Machinery

Destructor reduces reliance on herbicides for WA farmers

Grain Central, March 31, 2020

WA producers Roger (right) and Angela (second left) Dring, Carnamah, with farmhand Phil Backman (left) and Matt Howard (second right) from McIntosh & Son, Moora, with the Dring’s New Holland CR8.90 harvester fitted with the Harrington Seed Destructor (iHSD), purchased last year.

CHEMICAL resistance is a big concern for Western Australian farmers Roger and Angela Dring, so they take a keen interest in technology that can reduce their reliance.

It was a big factor in their investment in a New Holland CR8.90 header fitted with a Harrington Seed Destructor (iHSD) last year.

The Drings farm on ‘Lindum’ at Carnamah with their three children, Olivia (19), Jackson (17) and Reuben (15).

Their 4000-hectare property is 95 per cent cropping, with a small number of sheep and a thriving farm stay business.

The conventional cropping program generally comprises 2500ha of wheat, 1000ha of barley and 300ha of canola.

“We try and keep it as simple as we can, in terms of not relying too heavily on chemicals and not growing any GM varieties,” Mr Dring said.

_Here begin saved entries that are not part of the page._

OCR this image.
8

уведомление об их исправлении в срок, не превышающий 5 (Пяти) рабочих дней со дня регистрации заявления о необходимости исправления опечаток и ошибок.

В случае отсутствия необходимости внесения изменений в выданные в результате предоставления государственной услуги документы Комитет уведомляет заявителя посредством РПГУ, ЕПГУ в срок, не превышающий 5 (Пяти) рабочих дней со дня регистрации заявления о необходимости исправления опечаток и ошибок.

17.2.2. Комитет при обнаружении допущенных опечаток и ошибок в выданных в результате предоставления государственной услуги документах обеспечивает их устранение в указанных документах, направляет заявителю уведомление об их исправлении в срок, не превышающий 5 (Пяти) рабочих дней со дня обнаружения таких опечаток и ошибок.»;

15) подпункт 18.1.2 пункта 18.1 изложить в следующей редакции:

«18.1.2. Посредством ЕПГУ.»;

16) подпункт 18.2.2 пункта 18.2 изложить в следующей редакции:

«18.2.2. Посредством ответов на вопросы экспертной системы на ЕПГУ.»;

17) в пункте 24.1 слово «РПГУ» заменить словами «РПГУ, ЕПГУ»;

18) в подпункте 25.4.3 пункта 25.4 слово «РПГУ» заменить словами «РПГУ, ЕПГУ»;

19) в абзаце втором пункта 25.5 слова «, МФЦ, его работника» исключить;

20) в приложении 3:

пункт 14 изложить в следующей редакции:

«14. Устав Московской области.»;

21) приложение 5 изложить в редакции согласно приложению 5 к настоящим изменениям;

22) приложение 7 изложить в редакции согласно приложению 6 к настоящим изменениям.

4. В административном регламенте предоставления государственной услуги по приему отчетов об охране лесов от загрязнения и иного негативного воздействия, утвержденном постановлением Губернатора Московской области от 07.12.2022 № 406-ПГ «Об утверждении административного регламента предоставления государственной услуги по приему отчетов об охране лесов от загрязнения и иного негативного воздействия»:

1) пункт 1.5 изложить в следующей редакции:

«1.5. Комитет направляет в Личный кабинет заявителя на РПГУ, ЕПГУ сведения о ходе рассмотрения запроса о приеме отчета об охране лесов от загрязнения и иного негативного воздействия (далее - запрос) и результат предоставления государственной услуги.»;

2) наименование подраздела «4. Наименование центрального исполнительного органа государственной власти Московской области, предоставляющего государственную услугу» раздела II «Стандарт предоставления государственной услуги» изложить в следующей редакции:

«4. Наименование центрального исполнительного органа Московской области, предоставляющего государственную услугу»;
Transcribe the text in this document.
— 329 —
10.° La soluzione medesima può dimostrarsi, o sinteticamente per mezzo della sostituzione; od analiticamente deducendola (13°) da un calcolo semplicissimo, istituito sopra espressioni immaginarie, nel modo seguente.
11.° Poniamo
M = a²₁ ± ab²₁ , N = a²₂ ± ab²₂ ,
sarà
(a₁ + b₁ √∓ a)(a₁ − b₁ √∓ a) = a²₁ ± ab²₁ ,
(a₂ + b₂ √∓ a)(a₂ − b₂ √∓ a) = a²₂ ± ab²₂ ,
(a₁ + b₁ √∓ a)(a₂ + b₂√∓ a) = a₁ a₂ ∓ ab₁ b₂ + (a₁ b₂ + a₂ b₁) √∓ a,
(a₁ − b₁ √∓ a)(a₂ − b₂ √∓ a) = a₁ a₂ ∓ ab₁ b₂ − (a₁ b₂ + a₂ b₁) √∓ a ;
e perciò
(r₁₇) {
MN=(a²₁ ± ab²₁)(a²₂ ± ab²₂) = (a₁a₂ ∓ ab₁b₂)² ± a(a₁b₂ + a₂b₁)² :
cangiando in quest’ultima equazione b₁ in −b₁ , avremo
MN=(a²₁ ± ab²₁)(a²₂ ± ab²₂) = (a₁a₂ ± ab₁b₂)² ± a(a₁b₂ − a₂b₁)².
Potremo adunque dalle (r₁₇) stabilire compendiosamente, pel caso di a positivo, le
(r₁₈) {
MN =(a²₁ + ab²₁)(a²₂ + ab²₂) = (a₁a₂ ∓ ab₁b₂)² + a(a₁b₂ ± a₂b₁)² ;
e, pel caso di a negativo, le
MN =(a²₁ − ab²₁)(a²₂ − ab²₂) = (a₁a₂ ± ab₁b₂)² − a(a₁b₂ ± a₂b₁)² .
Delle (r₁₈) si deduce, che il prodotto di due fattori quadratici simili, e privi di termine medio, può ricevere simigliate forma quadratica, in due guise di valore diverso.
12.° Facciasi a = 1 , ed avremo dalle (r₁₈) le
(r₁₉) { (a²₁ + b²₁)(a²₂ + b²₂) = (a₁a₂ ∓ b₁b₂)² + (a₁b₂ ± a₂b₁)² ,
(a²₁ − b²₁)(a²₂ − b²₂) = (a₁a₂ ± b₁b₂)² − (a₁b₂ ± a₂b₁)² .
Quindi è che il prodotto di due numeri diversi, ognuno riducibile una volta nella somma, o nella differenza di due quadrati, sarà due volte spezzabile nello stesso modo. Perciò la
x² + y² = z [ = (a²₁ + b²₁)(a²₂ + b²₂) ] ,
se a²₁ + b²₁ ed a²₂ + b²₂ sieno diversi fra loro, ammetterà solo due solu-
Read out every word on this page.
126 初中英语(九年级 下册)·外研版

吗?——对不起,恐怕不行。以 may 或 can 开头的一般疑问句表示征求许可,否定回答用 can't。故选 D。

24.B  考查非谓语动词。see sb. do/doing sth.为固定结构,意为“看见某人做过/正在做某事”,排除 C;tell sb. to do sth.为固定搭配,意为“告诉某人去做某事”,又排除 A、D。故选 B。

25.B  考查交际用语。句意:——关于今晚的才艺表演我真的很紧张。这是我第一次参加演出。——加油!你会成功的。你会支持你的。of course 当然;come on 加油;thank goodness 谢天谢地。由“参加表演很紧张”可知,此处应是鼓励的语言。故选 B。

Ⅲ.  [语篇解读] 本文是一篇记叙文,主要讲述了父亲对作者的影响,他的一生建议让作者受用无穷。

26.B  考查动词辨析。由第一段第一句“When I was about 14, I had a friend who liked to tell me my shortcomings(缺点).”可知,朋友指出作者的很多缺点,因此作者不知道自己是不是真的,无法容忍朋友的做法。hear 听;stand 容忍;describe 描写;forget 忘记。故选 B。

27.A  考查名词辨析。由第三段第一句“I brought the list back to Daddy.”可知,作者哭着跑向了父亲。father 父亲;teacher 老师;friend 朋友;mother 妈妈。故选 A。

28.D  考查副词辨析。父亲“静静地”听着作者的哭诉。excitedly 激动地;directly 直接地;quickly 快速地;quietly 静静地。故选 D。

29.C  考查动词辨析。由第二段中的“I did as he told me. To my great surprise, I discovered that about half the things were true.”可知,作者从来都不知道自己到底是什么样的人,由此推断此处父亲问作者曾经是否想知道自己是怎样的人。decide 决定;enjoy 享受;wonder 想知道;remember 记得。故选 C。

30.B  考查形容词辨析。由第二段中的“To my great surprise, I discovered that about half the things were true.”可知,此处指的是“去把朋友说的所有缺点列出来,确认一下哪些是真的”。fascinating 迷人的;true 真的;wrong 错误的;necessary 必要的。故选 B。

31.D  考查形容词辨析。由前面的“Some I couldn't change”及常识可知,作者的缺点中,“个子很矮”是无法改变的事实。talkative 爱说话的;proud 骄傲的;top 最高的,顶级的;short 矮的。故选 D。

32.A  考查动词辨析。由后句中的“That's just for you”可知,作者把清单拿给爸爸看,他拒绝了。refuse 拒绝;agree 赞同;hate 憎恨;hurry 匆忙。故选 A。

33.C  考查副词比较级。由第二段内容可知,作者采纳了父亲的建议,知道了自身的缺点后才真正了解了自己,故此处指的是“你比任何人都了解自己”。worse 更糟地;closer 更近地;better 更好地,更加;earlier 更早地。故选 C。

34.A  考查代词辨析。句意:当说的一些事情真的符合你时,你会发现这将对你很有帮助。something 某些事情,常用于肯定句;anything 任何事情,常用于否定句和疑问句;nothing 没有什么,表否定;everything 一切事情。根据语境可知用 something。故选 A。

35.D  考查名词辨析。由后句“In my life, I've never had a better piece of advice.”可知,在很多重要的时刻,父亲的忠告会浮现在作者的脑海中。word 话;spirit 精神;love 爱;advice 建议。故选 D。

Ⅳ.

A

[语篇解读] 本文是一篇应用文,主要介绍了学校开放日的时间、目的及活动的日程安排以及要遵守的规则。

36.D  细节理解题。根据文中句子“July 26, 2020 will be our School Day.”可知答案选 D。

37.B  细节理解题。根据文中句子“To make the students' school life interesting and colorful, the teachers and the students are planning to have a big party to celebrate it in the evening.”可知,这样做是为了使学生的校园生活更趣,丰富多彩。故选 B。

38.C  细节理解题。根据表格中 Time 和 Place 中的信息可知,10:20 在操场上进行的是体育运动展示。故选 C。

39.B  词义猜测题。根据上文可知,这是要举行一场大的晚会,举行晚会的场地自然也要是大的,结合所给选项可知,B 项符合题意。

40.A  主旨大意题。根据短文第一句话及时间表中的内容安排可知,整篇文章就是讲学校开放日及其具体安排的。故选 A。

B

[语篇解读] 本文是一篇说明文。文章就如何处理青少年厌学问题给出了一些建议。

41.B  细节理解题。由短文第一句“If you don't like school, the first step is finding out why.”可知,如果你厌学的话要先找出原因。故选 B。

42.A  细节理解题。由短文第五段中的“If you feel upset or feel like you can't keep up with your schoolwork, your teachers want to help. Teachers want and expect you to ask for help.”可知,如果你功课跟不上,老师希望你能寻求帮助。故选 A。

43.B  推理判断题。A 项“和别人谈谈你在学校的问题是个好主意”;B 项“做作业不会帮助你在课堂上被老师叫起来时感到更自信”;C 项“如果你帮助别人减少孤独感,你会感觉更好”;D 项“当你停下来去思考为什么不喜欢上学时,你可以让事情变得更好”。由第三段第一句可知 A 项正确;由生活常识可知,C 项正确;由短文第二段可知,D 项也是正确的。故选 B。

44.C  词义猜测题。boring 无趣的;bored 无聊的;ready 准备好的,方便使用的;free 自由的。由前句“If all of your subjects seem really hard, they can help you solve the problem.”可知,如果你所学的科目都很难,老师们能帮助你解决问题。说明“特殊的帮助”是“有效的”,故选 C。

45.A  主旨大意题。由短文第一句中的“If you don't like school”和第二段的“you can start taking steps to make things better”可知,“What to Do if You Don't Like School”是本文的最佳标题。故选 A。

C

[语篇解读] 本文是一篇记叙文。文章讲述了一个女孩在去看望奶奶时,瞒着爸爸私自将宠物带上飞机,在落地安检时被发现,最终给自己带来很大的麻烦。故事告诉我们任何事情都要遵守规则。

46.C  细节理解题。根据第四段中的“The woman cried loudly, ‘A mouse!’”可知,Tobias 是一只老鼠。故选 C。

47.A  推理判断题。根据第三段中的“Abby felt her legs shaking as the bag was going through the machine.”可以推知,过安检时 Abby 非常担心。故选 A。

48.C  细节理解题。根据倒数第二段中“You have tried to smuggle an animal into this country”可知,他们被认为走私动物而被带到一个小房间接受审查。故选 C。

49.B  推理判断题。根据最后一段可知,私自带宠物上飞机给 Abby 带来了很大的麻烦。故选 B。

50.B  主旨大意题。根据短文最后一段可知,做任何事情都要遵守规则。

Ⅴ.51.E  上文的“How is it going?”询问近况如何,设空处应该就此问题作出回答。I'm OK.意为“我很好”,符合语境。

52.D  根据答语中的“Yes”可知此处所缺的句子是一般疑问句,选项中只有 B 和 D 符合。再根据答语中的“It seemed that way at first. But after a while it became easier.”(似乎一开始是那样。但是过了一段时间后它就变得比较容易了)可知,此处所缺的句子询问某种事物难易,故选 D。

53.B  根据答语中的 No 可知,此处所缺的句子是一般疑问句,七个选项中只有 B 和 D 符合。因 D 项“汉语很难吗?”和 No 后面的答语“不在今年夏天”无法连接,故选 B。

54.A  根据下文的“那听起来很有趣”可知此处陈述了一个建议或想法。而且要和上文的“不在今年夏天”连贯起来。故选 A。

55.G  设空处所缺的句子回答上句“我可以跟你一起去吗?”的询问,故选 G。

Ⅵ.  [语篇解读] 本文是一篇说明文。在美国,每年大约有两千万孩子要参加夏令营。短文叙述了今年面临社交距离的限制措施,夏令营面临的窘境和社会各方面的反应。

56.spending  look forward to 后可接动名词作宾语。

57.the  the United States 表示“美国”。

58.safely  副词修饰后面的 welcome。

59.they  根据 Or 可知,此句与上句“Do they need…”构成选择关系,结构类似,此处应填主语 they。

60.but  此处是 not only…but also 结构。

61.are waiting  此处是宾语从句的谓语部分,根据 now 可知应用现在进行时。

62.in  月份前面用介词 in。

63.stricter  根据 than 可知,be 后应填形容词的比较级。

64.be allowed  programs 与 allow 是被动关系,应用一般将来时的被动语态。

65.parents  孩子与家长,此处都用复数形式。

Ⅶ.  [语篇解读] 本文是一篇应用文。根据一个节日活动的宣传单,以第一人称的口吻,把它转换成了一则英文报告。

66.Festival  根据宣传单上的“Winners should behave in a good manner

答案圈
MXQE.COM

“I guess we’re quite conservation-minded when it comes to our farming. Angela, in particular, is quite passionate about that side of the business.”

The Drings purchased their New Holland CR8.90 fitted with the Harrington Seed Destructor from McIntosh & Son at Moora.

The Harrington Seed Destructor, designed to operate at 3000 RPM to optimise mill capacity, has weed seed kill rates of 99pc.

Invented by WA grower Ray Harrington and developed by UniSA with investment from GRDC, the Harrington Seed Destructor has undergone continuing development in recent years by DeBruin Engineering, together with national distributor, McIntosh Distribution.

The new vertical, mechanical-drive system, which uses the same mill set as the hydraulic version, can be fitted to later model John Deere, Case IH, New Holland and Claas harvesters, with no permanent modifications required.

The Drings completed 215 hours with their new header and Seed Destructor; and are looking forward to seeing the real results over the coming years.

In the fight to reduce their weed seed bank they had been windrowing for the past 10 years, which had proven time consuming.

“It’s been a massive project burning windrows, especially pre-seeding,” Mr Dring said.

“It would normally take a couple of weeks and a lot of late nights. Now that we have the Seed Destructor, that’s a win with saved organic matter, labour and time, not to mention a plus for the environment.

“Hopefully we will be able to pull our chemical usage back, as resistance is a big concern for us. Taking the pressure off chemical can only be a good thing.”